Es de esta manera cómo la salivación de Rosina en el baño, mientras limpia con hilo sus dientes, no puede evitar su vínculo con la escena precedente, en la mesa familiar, en donde se cuela la menstruación como tema de conversación. El rojo, de hecho, surca a este balneario uruguayo, pero como color tapado, mentido, disfrazado. Es el rojo de la ira organizada entre los vecinos vigilantes, los de palabra suspicaz. Es la menstruación misma, como tema del que mejor no hablar ahora, que estamos comiendo. Es la herida de la que ha manado sangre, ahora disimulada. Es la promesa de alguna dentellada, que el mar oculta. Aunque no sólo el mar. Para atraerla, desde ya, hace falta la sangre misma.
La galardonada Lucía Garibaldi.
La atracción, justamente, es algo que preocupa a Rosina. Lo conocerá a Joselo, uno de los trabajadores de su padre, con quien busca cercanía. Algo entre los dos sucede, pero de modo bastante agrio, como si fuesen caricias frías. Será por ella, será por él. No hay necesidad de precisar demasiado. La mirada de Rosina indaga y encuentra la imagen de otra chica, tal vez se trate de quien le ha ganado la partida. A la vez, escucha diálogos sobre sexo, entre las amigas de la hermana golpeada, mientras fuman y confiesan sus gustos y placeres. Ella, incólume, bien brava, entre el deseo que le late intenso y la desaparición de una perrita embarazada a la que Joselo tanto quiere. Al respecto, ella toma una decisión, bastante retorcida o no. Intentar comprenderla no guarda demasiado interés, mejor descansar en lo creíble del asunto, en cómo la adolescente cuida de esa perra mientras chantajea de un modo anónimo y perverso al chico.

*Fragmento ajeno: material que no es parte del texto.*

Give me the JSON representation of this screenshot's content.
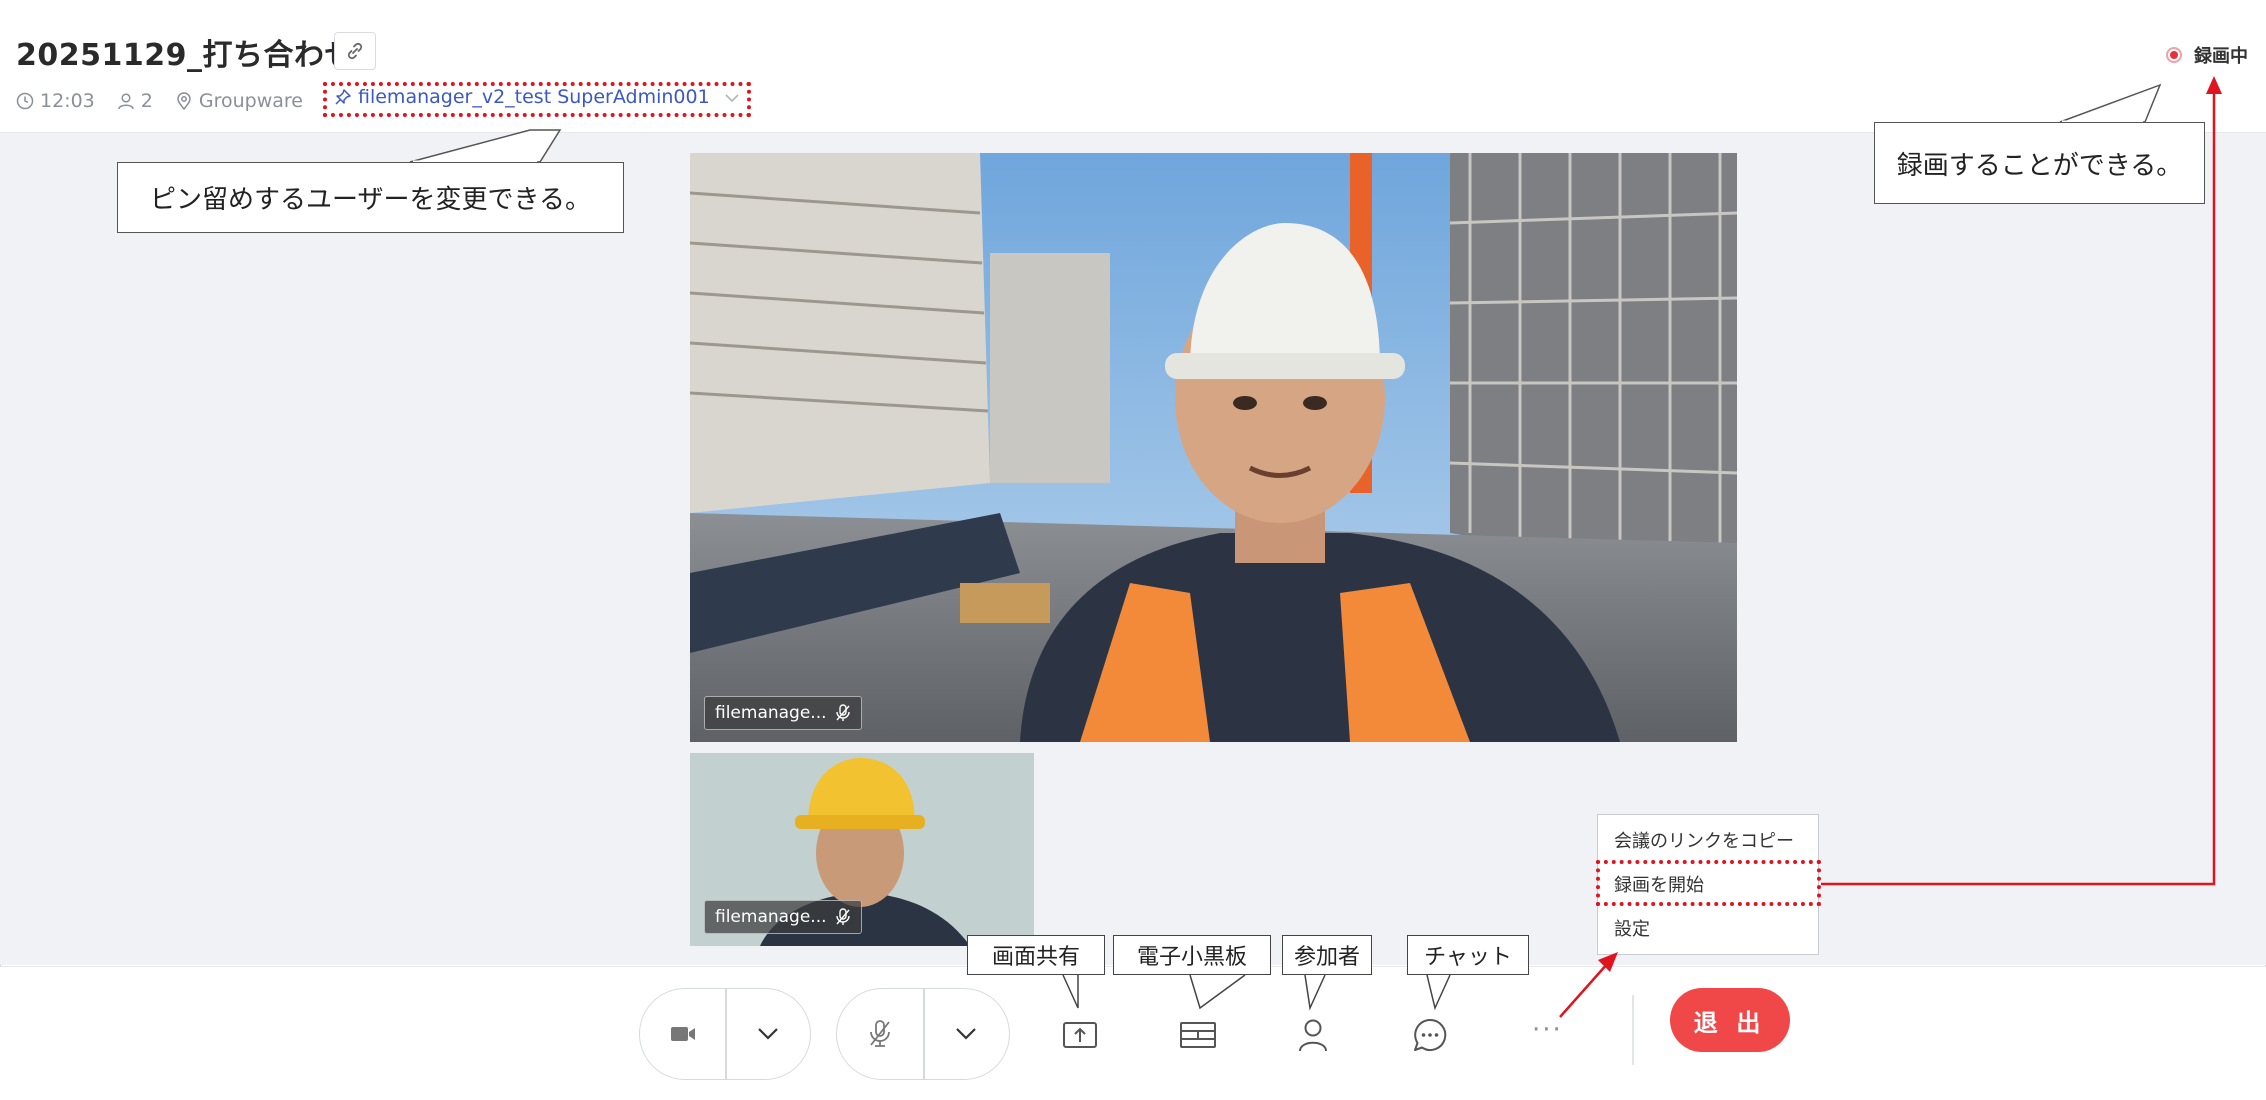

Hay que recordar que el devenir de Rosina describe un arco que inicia y concluye, a la manera de un anverso y reverso. Como se decía, sobre le desenlace algo habrá cambiado. Y aun cuando su decisión última, la que la lleva a agarrar la carne cruda y sangrienta con las manos, no constituya más que un gesto tal vez explosivo, lo cierto es que allí se cifra una postura que lo excede y por eso la sitúa, a ella, de una manera distinta. Ya no se trata de alguien que escapa.
Finalmente, destacar la construcción musical de la película, con irrupciones que así como acompañan la información que consignan los credits, también interrumpen y fragmentan el relato de una manera acorde al mundo algo descolocado, desajustado, de quien intenta el equilibrio propio. Una película de mirada desenfadada, que se deja llevar por la furia y sensibilidad de su personaje. Logra, así, una afección sincera, que evidentemente ha tenido su peso suficiente a la hora de las premiaciones, nada menores. Los tiburones, ópera prima de su directora, le ha significado el Premio a la Mejor Dirección en el Festival de Sundance; Premio Mejor Actriz, Mejor Guión y Premio Especial del Jurado en el Festival Internacional de Cine en Guadalajara; Premio Mejor Película en el Festival de Cine de América Latina de Toulouse; y Premio Especial del Jurado en la última edición de Bafici.